Billable Hours Are Back for Some In-House Attorneys

By Jonathan R. Tung, Esq. on March 01, 2016 | Last updated on March 21, 2019

Apart from the motivation of having much more independence, going in-house traditionally meant that lawyers could do away with the drudgery of having to track their hours. Working in-house generally meant that lawyers would work to complete and fix problems.

Recent chatter in the legal rumor-mill suggests that more and more in-house lawyers have taken to keeping track of their hours voluntarily. Here, we briefly look at some of the reasons that might be behind this trend.

Rationale of Billable Hours

For in-house counsel, the incentive to keep track of hours has to do with -- unfortunately -- padding. An attorney's work is a very fuzzy thing so it is difficult to grab an attorney's work by the collar, sit it down, and really assess it for quality. Depending on the nature of the work, skill of the attorney, and even the field of practice, it would be an understatement to say there is some wiggle room. As many clients suspect, that wiggle room is often abused.

In-house lawyers, it is thought, generally shed the incentive to pad hours because they are no longer beholden to associate reviews. But company norms have changed and the practice of billable hours seems to have moved in to affect in-house counselors too.

Here's Why

Since the 2008 recession, employee metrics have played an increasingly prominent role in HR and resource management. The name of the game is to squeeze every last drop of productivity out of every single piece of equipment, person, thing. Stephen Kaplan, an in-house with an Orlando, Florida company has been voluntarily tracking his hours for years just in case his employer ever asks him to justify the cost of keeping him on the team. He says it is rare that you'll be asked to justify your presence, but that it's nice to have a record there, just in case.
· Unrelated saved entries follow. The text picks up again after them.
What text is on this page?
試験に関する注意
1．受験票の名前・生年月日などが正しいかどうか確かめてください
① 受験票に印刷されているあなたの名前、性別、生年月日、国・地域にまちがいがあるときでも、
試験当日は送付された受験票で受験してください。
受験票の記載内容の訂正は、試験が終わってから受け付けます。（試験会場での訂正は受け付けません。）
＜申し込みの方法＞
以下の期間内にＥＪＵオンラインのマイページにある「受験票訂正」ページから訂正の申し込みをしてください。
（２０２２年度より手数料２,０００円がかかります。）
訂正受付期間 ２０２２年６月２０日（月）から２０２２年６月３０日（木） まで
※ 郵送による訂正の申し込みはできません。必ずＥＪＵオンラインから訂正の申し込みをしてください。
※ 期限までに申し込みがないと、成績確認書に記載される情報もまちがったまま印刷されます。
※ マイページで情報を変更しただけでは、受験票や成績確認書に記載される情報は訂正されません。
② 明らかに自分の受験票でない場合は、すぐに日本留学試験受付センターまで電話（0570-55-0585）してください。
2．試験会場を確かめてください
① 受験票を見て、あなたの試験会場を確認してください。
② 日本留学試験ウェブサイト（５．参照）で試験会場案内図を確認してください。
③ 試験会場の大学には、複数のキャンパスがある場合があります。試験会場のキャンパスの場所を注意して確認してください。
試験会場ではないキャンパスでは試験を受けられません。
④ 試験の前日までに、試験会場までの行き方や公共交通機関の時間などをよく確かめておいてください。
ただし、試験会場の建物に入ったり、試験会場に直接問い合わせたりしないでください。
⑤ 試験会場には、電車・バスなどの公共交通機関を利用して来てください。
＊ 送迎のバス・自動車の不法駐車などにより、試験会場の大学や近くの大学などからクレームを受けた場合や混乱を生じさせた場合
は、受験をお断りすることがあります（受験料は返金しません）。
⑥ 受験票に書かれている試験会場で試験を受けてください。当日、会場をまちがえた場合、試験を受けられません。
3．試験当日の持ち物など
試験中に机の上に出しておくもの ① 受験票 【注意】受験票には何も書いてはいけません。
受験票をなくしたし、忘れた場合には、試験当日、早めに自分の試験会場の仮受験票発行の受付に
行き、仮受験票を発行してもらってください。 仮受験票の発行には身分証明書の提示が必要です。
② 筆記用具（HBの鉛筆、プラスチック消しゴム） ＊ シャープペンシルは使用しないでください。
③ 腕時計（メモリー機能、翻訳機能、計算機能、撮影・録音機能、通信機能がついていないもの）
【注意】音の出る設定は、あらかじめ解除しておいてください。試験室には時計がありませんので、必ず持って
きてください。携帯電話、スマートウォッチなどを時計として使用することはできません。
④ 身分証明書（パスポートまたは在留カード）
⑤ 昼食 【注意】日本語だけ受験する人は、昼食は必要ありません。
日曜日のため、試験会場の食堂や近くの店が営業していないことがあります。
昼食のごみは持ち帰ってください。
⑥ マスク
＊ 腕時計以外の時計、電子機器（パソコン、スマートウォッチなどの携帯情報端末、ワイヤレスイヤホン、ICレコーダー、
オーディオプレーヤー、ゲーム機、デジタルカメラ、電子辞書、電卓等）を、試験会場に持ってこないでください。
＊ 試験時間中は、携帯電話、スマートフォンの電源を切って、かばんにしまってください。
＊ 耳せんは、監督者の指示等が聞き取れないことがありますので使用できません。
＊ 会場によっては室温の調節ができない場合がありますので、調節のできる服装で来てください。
Part of the dread of billable hours in the past was having to physically whip out a pen and cogitate over the number of minutes expended to such and such task. To a degree, a small amount of that remains, but technology is making it increasingly less burdensome to keep track of one's hours. Kaplan uses the online app Paymo. Unfortunately, you still must remember to turn timers on and off -- but at least the application will tot up the numbers for you in the end.

Going Through the Motions

The trend could also be due to the structure of employment contracts. Some employment contracts require employees to keep track of time -- and this includes lawyers. Here, the in-house lawyers will probably be less inclined to falsify time-sheets because the company-employer will not countenance that game. Thus, in those cases, the phenomenon of in-house lawyers tracking their billable hours is simply a required drudgery from which they derive no pleasure.